L'AMI

Atelier sur la convention internationale pour l’élimination de la discrimination à l’égard des femmes

La capitale a abrité ce mardi les travaux d’un atelier national de soutien et de sensibilisation sur la convention internationale pour l’élimination de la discrimination à l’égard des femmes. Cette manifestation, de deux jours, regroupe des participants des secteurs de la justice, de la sécurité nationale, de la promotion féminine et est consacrée à l’adoption de mécanisme de sensibilisation sur les dispositions de la convention en question.

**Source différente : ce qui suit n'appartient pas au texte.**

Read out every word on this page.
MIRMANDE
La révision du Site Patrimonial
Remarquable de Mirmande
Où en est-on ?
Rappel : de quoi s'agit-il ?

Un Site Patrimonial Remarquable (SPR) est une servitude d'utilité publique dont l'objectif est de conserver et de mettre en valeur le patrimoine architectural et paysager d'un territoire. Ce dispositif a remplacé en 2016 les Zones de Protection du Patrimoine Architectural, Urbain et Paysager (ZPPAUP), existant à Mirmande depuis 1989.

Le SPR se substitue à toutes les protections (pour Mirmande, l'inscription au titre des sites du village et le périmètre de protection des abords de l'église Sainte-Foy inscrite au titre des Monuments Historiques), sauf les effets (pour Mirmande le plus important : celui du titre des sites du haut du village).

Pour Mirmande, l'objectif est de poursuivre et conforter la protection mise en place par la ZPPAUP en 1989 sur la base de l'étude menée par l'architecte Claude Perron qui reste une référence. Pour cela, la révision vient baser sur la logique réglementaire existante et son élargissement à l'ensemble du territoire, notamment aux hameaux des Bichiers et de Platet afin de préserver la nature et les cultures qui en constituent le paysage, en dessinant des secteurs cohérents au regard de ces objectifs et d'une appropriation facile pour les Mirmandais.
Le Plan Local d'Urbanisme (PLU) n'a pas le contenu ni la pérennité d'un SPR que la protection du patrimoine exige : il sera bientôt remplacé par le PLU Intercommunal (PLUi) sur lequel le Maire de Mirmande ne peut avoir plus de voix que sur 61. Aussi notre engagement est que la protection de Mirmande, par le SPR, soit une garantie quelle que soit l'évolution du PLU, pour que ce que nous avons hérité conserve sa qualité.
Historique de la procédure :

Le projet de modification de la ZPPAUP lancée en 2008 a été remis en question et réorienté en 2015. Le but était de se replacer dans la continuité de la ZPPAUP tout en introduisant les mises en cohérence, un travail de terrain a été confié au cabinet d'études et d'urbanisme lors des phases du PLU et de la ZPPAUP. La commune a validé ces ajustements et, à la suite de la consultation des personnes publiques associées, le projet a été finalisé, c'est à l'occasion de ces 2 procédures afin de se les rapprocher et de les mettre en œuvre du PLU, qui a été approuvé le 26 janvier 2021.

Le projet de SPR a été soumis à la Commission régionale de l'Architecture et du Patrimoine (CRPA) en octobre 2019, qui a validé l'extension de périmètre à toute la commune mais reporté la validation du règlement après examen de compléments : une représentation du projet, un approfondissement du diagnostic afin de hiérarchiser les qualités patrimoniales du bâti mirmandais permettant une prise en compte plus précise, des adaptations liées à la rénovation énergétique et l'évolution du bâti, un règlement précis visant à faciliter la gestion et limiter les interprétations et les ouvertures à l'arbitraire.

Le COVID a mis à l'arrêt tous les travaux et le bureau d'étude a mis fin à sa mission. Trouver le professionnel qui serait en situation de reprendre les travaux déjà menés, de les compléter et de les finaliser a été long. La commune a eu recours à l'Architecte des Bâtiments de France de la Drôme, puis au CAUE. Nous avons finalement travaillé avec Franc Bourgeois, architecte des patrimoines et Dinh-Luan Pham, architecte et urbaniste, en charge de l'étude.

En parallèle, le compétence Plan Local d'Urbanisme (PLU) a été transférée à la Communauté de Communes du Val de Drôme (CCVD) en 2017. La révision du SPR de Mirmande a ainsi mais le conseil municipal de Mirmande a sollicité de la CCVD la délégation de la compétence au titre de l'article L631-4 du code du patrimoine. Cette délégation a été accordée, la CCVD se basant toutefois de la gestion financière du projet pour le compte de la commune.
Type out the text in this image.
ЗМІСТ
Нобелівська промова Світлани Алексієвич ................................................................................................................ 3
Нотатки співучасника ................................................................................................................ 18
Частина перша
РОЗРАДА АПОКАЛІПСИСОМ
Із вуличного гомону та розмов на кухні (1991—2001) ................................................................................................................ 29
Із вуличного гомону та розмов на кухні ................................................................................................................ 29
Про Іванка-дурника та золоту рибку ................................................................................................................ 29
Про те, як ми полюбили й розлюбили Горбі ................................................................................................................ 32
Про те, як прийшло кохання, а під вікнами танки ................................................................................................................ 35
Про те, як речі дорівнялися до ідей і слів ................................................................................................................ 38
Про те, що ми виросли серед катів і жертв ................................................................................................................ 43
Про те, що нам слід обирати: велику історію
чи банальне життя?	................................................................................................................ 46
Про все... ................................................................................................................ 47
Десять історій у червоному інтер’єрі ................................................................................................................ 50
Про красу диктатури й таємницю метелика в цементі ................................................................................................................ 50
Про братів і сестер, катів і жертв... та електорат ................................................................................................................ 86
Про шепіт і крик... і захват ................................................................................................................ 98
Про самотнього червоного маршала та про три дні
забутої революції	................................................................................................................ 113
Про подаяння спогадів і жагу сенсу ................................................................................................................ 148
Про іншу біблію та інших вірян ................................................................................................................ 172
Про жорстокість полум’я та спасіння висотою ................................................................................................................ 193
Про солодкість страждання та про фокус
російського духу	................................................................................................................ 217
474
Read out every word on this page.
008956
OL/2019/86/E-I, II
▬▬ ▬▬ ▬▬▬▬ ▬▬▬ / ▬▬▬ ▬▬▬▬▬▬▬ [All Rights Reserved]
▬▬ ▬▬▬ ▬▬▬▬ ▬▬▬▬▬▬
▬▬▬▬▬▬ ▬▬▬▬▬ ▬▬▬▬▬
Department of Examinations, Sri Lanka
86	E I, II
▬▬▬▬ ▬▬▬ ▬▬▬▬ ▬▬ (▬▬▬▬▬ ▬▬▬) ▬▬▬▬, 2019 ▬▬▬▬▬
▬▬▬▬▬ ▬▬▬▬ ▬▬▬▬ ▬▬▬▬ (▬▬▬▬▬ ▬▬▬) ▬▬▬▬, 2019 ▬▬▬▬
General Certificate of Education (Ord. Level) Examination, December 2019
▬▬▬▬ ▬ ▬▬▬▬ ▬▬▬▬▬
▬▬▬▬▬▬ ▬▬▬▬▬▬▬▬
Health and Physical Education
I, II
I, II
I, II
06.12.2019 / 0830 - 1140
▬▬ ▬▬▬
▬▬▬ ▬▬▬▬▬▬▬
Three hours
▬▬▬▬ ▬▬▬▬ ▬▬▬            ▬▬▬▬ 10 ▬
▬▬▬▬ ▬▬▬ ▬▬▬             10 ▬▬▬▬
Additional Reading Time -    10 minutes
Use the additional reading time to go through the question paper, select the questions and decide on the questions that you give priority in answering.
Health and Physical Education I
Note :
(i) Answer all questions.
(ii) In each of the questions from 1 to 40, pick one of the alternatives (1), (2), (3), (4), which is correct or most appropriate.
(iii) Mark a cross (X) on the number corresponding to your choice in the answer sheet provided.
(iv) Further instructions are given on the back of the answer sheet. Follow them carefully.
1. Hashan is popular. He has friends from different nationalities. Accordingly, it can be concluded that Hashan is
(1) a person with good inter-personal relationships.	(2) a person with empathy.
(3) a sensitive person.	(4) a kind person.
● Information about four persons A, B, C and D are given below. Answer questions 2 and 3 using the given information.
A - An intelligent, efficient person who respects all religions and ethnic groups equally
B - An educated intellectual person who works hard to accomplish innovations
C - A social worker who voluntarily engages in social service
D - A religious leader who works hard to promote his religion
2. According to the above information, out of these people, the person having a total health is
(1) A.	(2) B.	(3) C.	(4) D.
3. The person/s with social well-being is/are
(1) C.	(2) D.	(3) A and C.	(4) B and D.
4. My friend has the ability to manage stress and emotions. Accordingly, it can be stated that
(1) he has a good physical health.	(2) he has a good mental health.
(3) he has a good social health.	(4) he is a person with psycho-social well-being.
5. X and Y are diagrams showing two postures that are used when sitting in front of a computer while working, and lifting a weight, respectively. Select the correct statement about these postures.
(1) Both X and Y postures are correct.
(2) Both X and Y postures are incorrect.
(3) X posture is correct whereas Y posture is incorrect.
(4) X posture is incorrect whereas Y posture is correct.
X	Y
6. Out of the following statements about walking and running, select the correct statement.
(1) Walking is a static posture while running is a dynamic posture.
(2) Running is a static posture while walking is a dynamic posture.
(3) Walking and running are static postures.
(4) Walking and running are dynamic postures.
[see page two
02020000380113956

Le secrétaire général du ministère chargé de la promotion féminine, de l’enfance et de la famille, M. Moussa Gandéga a, dans un mot pour la circonstance, souligné lors de la cérémonie d’ouverture que "la Mauritanie a présenté son rapport initial en 2005 devant le comité des Nations Unies chargé de l’examen des rapports des Etats conformément à l’article 18 de la convention internationale pour l’élimination de la discrimination à l’égard des femmes pour donner plein effet à sa mise en oeuvre".

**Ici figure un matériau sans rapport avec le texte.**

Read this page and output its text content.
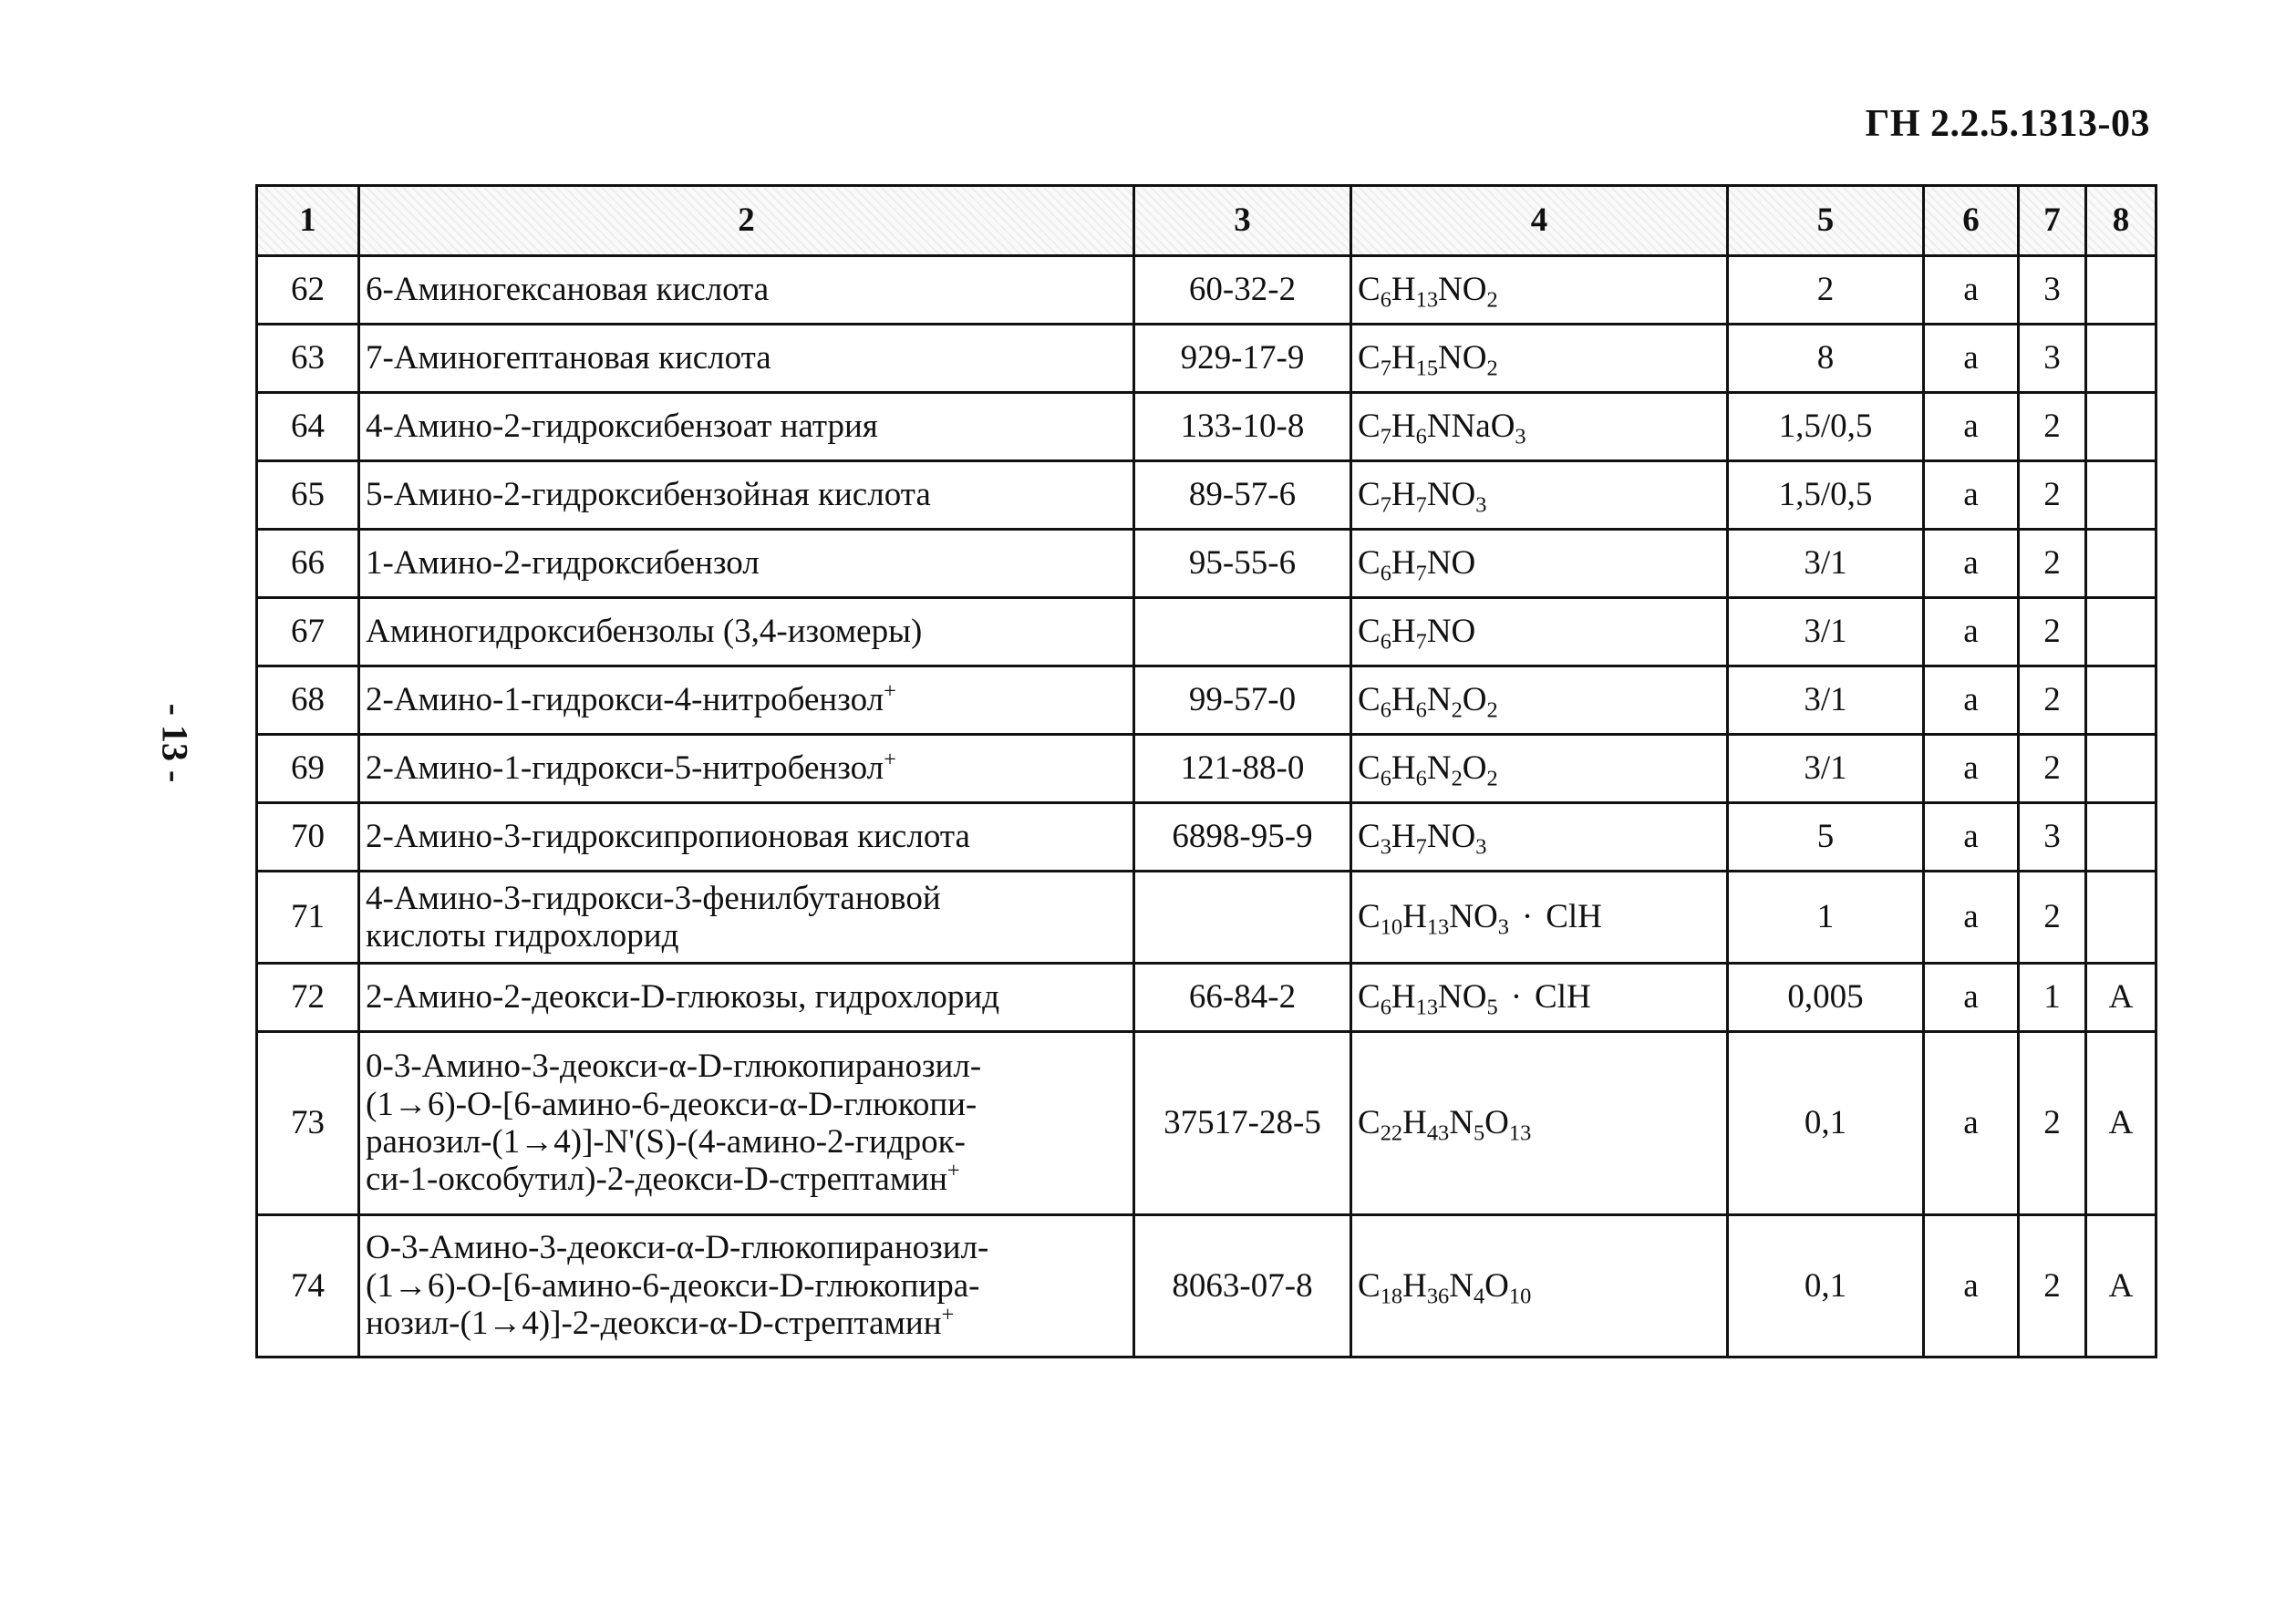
ГН 2.2.5.1313-03
- 13 -
1	2	3	4	5	6	7	8
62	6-Аминогексановая кислота	60-32-2	$C_6H_{13}NO_2$	2	а	3	
63	7-Аминогептановая кислота	929-17-9	$C_7H_{15}NO_2$	8	а	3	
64	4-Амино-2-гидроксибензоат натрия	133-10-8	$C_7H_6NNaO_3$	1,5/0,5	а	2	
65	5-Амино-2-гидроксибензойная кислота	89-57-6	$C_7H_7NO_3$	1,5/0,5	а	2	
66	1-Амино-2-гидроксибензол	95-55-6	$C_6H_7NO$	3/1	а	2	
67	Аминогидроксибензолы (3,4-изомеры)		$C_6H_7NO$	3/1	а	2	
68	2-Амино-1-гидрокси-4-нитробензол+	99-57-0	$C_6H_6N_2O_2$	3/1	а	2	
69	2-Амино-1-гидрокси-5-нитробензол+	121-88-0	$C_6H_6N_2O_2$	3/1	а	2	
70	2-Амино-3-гидроксипропионовая кислота	6898-95-9	$C_3H_7NO_3$	5	а	3	
71	4-Амино-3-гидрокси-3-фенилбутановой
кислоты гидрохлорид		$C_{10}H_{13}NO_3$ · ClH	1	а	2	
72	2-Амино-2-деокси-D-глюкозы, гидрохлорид	66-84-2	$C_6H_{13}NO_5$ · ClH	0,005	а	1	А
73	0-3-Амино-3-деокси-α-D-глюкопиранозил-
(1→6)-О-[6-амино-6-деокси-α-D-глюкопи-
ранозил-(1→4)]-N'(S)-(4-амино-2-гидрок-
си-1-оксобутил)-2-деокси-D-стрептамин+	37517-28-5	$C_{22}H_{43}N_5O_{13}$	0,1	а	2	А
74	О-3-Амино-3-деокси-α-D-глюкопиранозил-
(1→6)-О-[6-амино-6-деокси-D-глюкопира-
нозил-(1→4)]-2-деокси-α-D-стрептамин+	8063-07-8	$C_{18}H_{36}N_4O_{10}$	0,1	а	2	А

Il a a mis l’accent sur la volonté du Président de la République d’oeuvrer davantage pour l’élimination de l’ensemble des obstacles à la valorisation du statut de la femme et à sa participation au processus de décision.

Cette volonté, poursuit-il, s’est traduite dans l’action du gouvernement par le renforcement des cadres institutionnels et juridiques ainsi que le développement de programmes et projets visant la réduction de la pauvreté dans les sphères féminines.

Elle s’est également concrétisée par la création d’un département ministériel chargé de la promotion féminine et par la décision d’accorder aux femmes une part égale à 20% dans toutes les échéances électorales.

Et de demander aux participants de faire des recommandations de nature à promouvoir un mécanisme législatif interne adapté aux dispositions de la convention.

Le représentant du Fnuap a, pour sa part, indiqué que la Mauritanie a émis dans un premier temps des réserves sur cette convention en raison de certains aspects non conformes à la Charia. Il a ajouté que cette rencontre vise à activer un certain nombre de textes et à en assurer le suivi pour les adapter aux spécificités de la société mauritanienne.

Rappelons que participent à cet atelier des magistrats, des commissaires de police, et des fonctionnaires de la promotion féminine.

La cérémonie s’est déroulée en présence de plusieurs cadres du ministère chargé de la promotion féminine, de l’enfance et de la famille.